Saturday, April 14, 2012

The story of digital TV switchover

switch_2193124b This week, the last major hurdle for Britain’s digital switchover programme will be overcome: when London’s analogue TV signal is switched off in the small hours of Wednesday morning, 83 per cent of the UK will have made the move that Chris Smith, now Lord Smith, announced in 1999.

Although some areas, including Tyne Tees and Northern Ireland will not switch over until later in the year, the 12 million Londoners whose signal will disappear this week are the single biggest block to move.

Not everything in the process has gone totally smoothly – Smith’s first plan was that the switch should be completed between 2006 and 2010, and when on April 4 5 million viewers in London lost the BBC Two signal, “thousands” were reported to have phoned emergency helplines.

Peter Heslop has run the switchover programme for network company Arqiva. He says that it’s been unusual to have a timetable that offers no flexibility, and yet has been met. “It’s a massive construction programme that we’ve been carrying out over 1,154 sites over seven years,” says Heslop. Some individual stations alone have taken four years, and while most, including the iconic Crystal Palace, have been strengthened and extended, five others have had to be rebuilt entirely. The new services offer more stable services than their predecessors. “We’ve conteded with the three wettest summers on record,” adds Heslop, “and we’ve even had to use heavy lifting helicopters to get the work back on schedule”.

Research by Digital UK has shown that just 200,000 homes, or four per cent, had no digital TV set at all when London’s switchover began. While an estimated one million television sets lost their signal, the vast majority of those were second sets. Fewer than one in four Londoners now has a purely analogue TV set in the house at all.

Even more surprising, perhaps, is that the whole, £630million process, as finally begun in earnest in 2009, is now on time and under budget. When it is over, the government-backed scheme will result in nearly all of the country receiving more than 40 extra digital channels, including BBC Three, BBC Four and additional services from ITV and Channel 4. More people will also be able to receive high-definition channels.

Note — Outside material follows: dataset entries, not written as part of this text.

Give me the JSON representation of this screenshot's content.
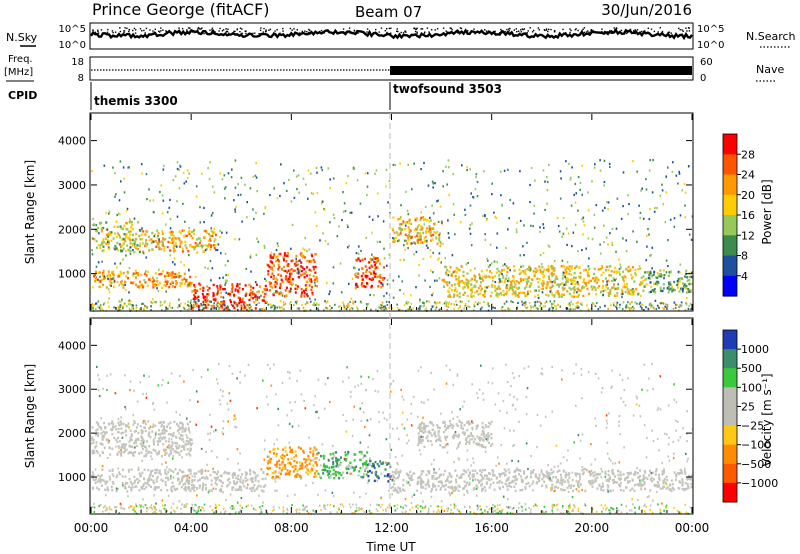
{
  "header": {
    "site": "Prince George (fitACF)",
    "beam": "Beam 07",
    "date": "30/Jun/2016"
  },
  "strip_labels": {
    "nsky": "N.Sky",
    "freq_line1": "Freq.",
    "freq_line2": "[MHz]",
    "cpid": "CPID",
    "nsearch": "N.Search",
    "nave": "Nave"
  },
  "noise_axis": {
    "left_top": "10^5",
    "left_bottom": "10^0",
    "right_top": "10^5",
    "right_bottom": "10^0"
  },
  "freq_axis": {
    "left_top": "18",
    "left_bottom": "8",
    "right_top": "60",
    "right_bottom": "0"
  },
  "cpid_programs": [
    {
      "name": "themis 3300",
      "start_hour": 0
    },
    {
      "name": "twofsound 3503",
      "start_hour": 12
    }
  ],
  "power_colorbar": {
    "label": "Power [dB]",
    "ticks": [
      "28",
      "24",
      "20",
      "16",
      "12",
      "8",
      "4"
    ],
    "colors": [
      "#ff0000",
      "#ff5500",
      "#ff9900",
      "#ffcc00",
      "#96c85a",
      "#3c8c50",
      "#1e50a0",
      "#0000ff"
    ]
  },
  "velocity_colorbar": {
    "label": "Velocity [m s⁻¹]",
    "ticks": [
      "1000",
      "500",
      "100",
      "25",
      "−25",
      "−100",
      "−500",
      "−1000"
    ],
    "colors": [
      "#1e3cb4",
      "#3c8c6e",
      "#3cc83c",
      "#bebeb4",
      "#bebeb4",
      "#ffc814",
      "#ff8c00",
      "#ff5a00",
      "#ff0000"
    ]
  },
  "axes": {
    "ylabel": "Slant Range [km]",
    "xlabel": "Time UT",
    "yticks": [
      "1000",
      "2000",
      "3000",
      "4000"
    ],
    "xticks": [
      "00:00",
      "04:00",
      "08:00",
      "12:00",
      "16:00",
      "20:00",
      "00:00"
    ]
  },
  "chart_data": [
    {
      "type": "heatmap",
      "name": "Power",
      "x_range_hours": [
        0,
        24
      ],
      "y_range_km": [
        180,
        4600
      ],
      "color_scale": [
        0,
        30
      ],
      "regions": [
        {
          "t0": 0.0,
          "t1": 2.0,
          "r0": 1500,
          "r1": 2200,
          "value": 16
        },
        {
          "t0": 2.0,
          "t1": 5.0,
          "r0": 1500,
          "r1": 2000,
          "value": 20
        },
        {
          "t0": 0.0,
          "t1": 4.0,
          "r0": 700,
          "r1": 1100,
          "value": 22
        },
        {
          "t0": 4.0,
          "t1": 7.0,
          "r0": 200,
          "r1": 800,
          "value": 28
        },
        {
          "t0": 7.0,
          "t1": 9.0,
          "r0": 500,
          "r1": 1500,
          "value": 26
        },
        {
          "t0": 10.5,
          "t1": 11.7,
          "r0": 700,
          "r1": 1400,
          "value": 27
        },
        {
          "t0": 12.0,
          "t1": 14.0,
          "r0": 1700,
          "r1": 2300,
          "value": 20
        },
        {
          "t0": 14.0,
          "t1": 22.0,
          "r0": 500,
          "r1": 1200,
          "value": 18
        },
        {
          "t0": 22.0,
          "t1": 24.0,
          "r0": 600,
          "r1": 1100,
          "value": 12
        }
      ]
    },
    {
      "type": "heatmap",
      "name": "Velocity",
      "x_range_hours": [
        0,
        24
      ],
      "y_range_km": [
        180,
        4600
      ],
      "color_scale": [
        -1000,
        1000
      ],
      "regions": [
        {
          "t0": 0.0,
          "t1": 4.0,
          "r0": 1500,
          "r1": 2300,
          "value": 0
        },
        {
          "t0": 0.0,
          "t1": 7.0,
          "r0": 700,
          "r1": 1200,
          "value": 0
        },
        {
          "t0": 7.0,
          "t1": 9.0,
          "r0": 1000,
          "r1": 1700,
          "value": -300
        },
        {
          "t0": 9.0,
          "t1": 11.0,
          "r0": 1000,
          "r1": 1600,
          "value": 200
        },
        {
          "t0": 11.0,
          "t1": 12.0,
          "r0": 900,
          "r1": 1400,
          "value": 600
        },
        {
          "t0": 12.0,
          "t1": 24.0,
          "r0": 700,
          "r1": 1200,
          "value": 0
        },
        {
          "t0": 13.0,
          "t1": 16.0,
          "r0": 1700,
          "r1": 2300,
          "value": 0
        }
      ]
    }
  ]
}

And while millions have had to retune set-top boxes and digital televisions, relatively few have been forced to buy new equipment. A scheme set up to help pensioners and those on benefits has not seen the take up expected as more people upgraded as part of the natural cycle of things, rather than because they had to. John Lewis said sales of set-top boxes and TVs were up 100 per cent when the Meridian region switched, while London is currently up 80 per cent too.

John Kempner, who has been the buyer for vision at John Lewis for 18 years, says the process has coincided with huge technological improvements in television. “The first 42inch flat panel TV we sold was £12,500 and you can now get a 42 inch TV for less than £400”.

And finally, when the signal has been switched off comes the so-called ‘digital dividend’. The Government will sell off the redundant spectrum, netting up to £5billion, as mobile operators bid to provide the UK with the next generation of networks that will provide phones with internet speeds as fast as broadband. It will stimulate the more widespread adoption of new technologies, such as ‘connected TV’ offering the BBC iPlayer on demand and tablets that use such new data services to provide a companion screen for big sporting and TV events. O2, Everything Everywhere, owners of T-Mobile and Orange, and BT are already conducting trials that have allowed broadband to get to rural areas that previously had to make do without.

Huge as the project has been, however, no date has yet been set for the far bigger task of switching radio signals from analogue to digital. Despite previous government ambitions to finish the process by 2015, it will be a brave minister who demands that nearly every UK driver changes their car radio.